In brief – Residential builders who use building companies should consider how to limit personal liability.
A decision of the appeal arm of QCAT – the Queensland Civil and Administrative Tribunal – handed down on 2 March 2016 – has found that the director of a residential building company can be personally liable for negligently carried out building work by the building company.
Builder’s personal liability for building company’s building work before this decision
It is common for builders to incorporate and license companies to contract and carry out building work. One of the reasons for this is to limit the builder’s own personal liability in relation to the building work undertaken. Whilst there are already some circumstances where builders, who are directors, can still be liable in certain circumstances (for example, under the Queensland Building and Construction Commission legislation), it is generally thought to be the case that individual builders, as directors, would not be found to be liable in negligence in relation to building work carried out by the building company.
However, a very recent Decision of the Appeal division of the QCAT – Wagner and Olinderidge Pty Ltd – has decided otherwise.
Home owners bring claim in negligence against building company and its director
Rod Wagner was a licensed builder and a director of Olinderidge Pty Ltd, a licensed building company.

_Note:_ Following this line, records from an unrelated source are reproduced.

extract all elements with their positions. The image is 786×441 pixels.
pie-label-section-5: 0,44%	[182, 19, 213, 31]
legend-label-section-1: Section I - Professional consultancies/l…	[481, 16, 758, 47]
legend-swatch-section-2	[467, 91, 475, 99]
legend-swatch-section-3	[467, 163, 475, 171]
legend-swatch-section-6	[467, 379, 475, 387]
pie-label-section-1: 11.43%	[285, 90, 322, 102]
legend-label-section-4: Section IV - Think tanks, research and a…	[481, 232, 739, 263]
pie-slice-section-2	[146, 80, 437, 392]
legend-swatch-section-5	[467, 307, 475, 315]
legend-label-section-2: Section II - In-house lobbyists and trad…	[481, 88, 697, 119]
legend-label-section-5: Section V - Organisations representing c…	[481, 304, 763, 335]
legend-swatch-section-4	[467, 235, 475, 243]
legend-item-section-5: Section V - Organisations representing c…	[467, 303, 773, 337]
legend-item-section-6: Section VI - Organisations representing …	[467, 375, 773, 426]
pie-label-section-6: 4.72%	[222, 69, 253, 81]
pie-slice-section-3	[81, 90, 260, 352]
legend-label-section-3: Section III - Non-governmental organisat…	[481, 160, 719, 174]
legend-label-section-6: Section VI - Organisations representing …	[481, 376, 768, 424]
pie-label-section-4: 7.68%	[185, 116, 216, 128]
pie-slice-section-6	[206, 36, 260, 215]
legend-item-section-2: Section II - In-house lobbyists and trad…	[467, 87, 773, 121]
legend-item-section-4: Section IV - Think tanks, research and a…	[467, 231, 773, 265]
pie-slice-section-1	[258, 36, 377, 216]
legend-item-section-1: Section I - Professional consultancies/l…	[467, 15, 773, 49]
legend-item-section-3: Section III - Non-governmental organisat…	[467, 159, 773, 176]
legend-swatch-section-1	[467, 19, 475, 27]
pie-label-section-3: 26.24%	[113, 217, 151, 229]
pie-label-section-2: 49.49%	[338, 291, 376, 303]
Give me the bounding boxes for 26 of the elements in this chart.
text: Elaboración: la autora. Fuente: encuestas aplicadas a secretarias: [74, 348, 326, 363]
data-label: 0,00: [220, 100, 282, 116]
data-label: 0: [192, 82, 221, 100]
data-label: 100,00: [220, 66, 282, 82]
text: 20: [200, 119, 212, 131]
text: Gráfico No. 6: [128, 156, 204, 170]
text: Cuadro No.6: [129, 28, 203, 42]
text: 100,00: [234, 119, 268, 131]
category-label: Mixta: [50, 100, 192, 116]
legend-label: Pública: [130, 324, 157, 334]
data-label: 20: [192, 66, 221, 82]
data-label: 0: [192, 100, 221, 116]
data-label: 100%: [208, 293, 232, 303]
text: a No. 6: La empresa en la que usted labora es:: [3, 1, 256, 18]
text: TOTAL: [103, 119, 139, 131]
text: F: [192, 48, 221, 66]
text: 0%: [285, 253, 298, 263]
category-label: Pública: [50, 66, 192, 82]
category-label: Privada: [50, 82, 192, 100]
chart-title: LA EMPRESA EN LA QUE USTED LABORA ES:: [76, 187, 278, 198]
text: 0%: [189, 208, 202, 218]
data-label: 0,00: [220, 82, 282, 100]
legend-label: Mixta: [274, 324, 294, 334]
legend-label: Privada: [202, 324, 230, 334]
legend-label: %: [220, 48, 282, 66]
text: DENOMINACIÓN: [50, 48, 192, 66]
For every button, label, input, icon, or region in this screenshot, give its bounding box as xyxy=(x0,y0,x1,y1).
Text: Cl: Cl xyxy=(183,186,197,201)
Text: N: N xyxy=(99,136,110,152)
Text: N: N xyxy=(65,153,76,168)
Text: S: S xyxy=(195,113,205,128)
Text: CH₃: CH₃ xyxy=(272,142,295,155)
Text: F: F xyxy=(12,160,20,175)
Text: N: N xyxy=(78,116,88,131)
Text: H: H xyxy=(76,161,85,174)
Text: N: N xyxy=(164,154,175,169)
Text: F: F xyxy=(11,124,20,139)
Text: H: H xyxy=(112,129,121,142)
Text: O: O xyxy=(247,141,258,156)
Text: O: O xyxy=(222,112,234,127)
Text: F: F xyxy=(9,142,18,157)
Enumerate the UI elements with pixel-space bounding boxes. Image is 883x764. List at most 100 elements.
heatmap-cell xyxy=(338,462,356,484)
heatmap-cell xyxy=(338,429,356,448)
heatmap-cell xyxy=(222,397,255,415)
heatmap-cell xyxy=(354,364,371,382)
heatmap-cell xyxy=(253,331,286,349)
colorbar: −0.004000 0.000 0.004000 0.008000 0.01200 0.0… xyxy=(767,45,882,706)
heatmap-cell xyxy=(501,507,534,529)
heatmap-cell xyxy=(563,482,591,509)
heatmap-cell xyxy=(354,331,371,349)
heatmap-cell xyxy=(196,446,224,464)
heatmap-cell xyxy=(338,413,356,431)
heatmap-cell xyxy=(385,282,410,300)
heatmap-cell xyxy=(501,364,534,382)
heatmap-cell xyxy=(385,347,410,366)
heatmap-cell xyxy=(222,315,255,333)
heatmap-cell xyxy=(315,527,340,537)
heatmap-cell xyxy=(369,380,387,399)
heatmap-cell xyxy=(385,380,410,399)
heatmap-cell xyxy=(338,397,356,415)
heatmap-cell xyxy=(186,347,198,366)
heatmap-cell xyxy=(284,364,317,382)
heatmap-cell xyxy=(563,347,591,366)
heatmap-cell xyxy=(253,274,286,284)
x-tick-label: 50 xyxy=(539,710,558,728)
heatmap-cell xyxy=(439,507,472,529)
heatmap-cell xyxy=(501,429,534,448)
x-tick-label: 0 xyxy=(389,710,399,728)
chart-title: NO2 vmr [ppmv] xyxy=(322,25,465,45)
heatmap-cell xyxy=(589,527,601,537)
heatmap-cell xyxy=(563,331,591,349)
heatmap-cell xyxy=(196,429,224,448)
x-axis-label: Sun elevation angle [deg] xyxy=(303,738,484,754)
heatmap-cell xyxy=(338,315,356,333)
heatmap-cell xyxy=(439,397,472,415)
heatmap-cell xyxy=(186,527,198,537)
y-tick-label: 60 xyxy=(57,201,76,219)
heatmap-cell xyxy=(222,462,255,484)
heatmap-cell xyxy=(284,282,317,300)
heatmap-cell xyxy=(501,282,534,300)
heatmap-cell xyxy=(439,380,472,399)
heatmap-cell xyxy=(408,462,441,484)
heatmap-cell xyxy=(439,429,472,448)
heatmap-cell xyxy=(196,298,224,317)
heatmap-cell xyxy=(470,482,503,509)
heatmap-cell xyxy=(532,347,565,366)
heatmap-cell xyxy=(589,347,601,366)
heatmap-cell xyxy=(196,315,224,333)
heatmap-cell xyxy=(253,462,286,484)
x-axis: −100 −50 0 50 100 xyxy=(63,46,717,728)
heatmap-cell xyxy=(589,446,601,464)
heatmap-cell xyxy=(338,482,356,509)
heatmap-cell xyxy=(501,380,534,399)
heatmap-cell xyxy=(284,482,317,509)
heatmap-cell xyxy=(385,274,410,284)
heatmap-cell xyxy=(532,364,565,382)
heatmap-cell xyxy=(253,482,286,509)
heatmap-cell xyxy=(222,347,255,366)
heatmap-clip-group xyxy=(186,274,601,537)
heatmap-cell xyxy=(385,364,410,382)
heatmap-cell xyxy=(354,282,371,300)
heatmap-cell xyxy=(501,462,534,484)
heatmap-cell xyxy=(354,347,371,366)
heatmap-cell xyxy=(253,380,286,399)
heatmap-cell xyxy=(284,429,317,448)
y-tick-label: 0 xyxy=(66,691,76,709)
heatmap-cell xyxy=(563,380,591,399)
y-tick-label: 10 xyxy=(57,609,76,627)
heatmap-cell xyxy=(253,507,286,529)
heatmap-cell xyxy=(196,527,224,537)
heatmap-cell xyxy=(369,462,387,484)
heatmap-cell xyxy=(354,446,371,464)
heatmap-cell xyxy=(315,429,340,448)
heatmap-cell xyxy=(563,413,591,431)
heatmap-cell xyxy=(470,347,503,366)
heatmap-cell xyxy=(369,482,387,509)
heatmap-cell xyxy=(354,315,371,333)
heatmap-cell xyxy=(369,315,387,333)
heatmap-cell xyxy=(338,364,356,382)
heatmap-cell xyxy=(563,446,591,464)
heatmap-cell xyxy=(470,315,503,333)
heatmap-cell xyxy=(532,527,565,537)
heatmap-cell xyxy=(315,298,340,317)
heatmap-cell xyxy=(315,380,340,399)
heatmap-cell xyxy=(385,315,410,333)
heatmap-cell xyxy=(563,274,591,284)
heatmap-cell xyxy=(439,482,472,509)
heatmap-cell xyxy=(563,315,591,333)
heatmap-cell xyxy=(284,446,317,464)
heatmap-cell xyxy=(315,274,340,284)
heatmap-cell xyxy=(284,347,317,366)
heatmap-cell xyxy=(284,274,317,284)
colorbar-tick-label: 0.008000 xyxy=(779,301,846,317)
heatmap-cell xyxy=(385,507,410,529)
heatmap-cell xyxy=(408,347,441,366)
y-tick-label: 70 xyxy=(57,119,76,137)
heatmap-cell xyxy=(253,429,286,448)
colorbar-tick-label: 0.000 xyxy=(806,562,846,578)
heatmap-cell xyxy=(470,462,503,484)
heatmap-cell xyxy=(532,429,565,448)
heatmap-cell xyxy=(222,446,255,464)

Olinderidge entered into a residential building contract with Mr and Mrs Tracey in 2001 to build a house for them. Mr and Mrs Tracey subsequently brought a claim in QCAT against both Mr Wagner and Olinderidge in negligence concerning what they claimed to be substantial deficiencies in the construction.
Appeal Tribunal finds circumstances sufficiently similar to Bryan v Maloney
Ultimately, Olinderidge was only found to be liable for relatively minor works – a defective ORG and some missing downpipes; however, not just Olinderidge, but Mr Wagner also was found to owe Mr and Mrs Tracy a duty of care and was found liable to them for these defects in negligence, notwithstanding the fact that Mr and Mrs Tracey had contracted only with Olinderidge, and not Mr Wagner, to carry out the building work.
Mr Wagner appealed against the decision finding that he owed Mr and Mrs Tracey a duty of care and was liable to them in negligence.
The Appeal Tribunal found that the circumstances were sufficiently similar to a High Court decision of Bryan v Maloney  HCA 17 which was decided over 20 years ago. That case was concerned with circumstances where a builder owed a duty of care to not the person for whom the builder carried out the building work, but for a person who subsequently purchased the property on which the house was built. It was not concerned with the issue as to whether the director of a building company could be found liable for negligent building work carried out by the building company.
The High Court has, in subsequent decisions, restricted the decision in Bryan v Maloney to its particular facts and has referred to it as being a “special case”. Nevertheless, the Appeal Tribunal found that as a matter of both principle and policy, Mr Wagner was liable in negligence even though he had not agreed to be personally liable, and wasn’t the entity that contracted to carry out the building work.
Decision may be relevant to claims in other states
The other states, including NSW and Victoria, have similar Tribunals to QCAT, which hear and determine building disputes. Claims against directors of building companies in negligence could also be brought in these jurisdictions as well, relying on this QCAT decision. The QCAT decision is not binding on interstate Tribunals, but could influence these Tribunals in their decisions.
Directors and nominees should consider how they can reduce risk of their potential liability
This is a decision that should concern directors (and, potentially, nominees) of residential building companies in terms of their own personal liability in the event that their building company negligently carries out building work. Whether this decision applies to just “mum and dad” building companies, or whether it extends to larger residential building companies is unclear. What is also unclear is whether this decision will ultimately be followed by the courts. However, as matters presently stand, it is a decision of the Appeal Tribunal which would be expected to bind QCAT decisions at first instance.
Residential builders should now give consideration to how they can limit their personal liability if they are carrying our building work via a building company, including whether it is appropriate to incorporate additional terms in the building contract to try to exclude the potential liability of the director or nominees in negligence.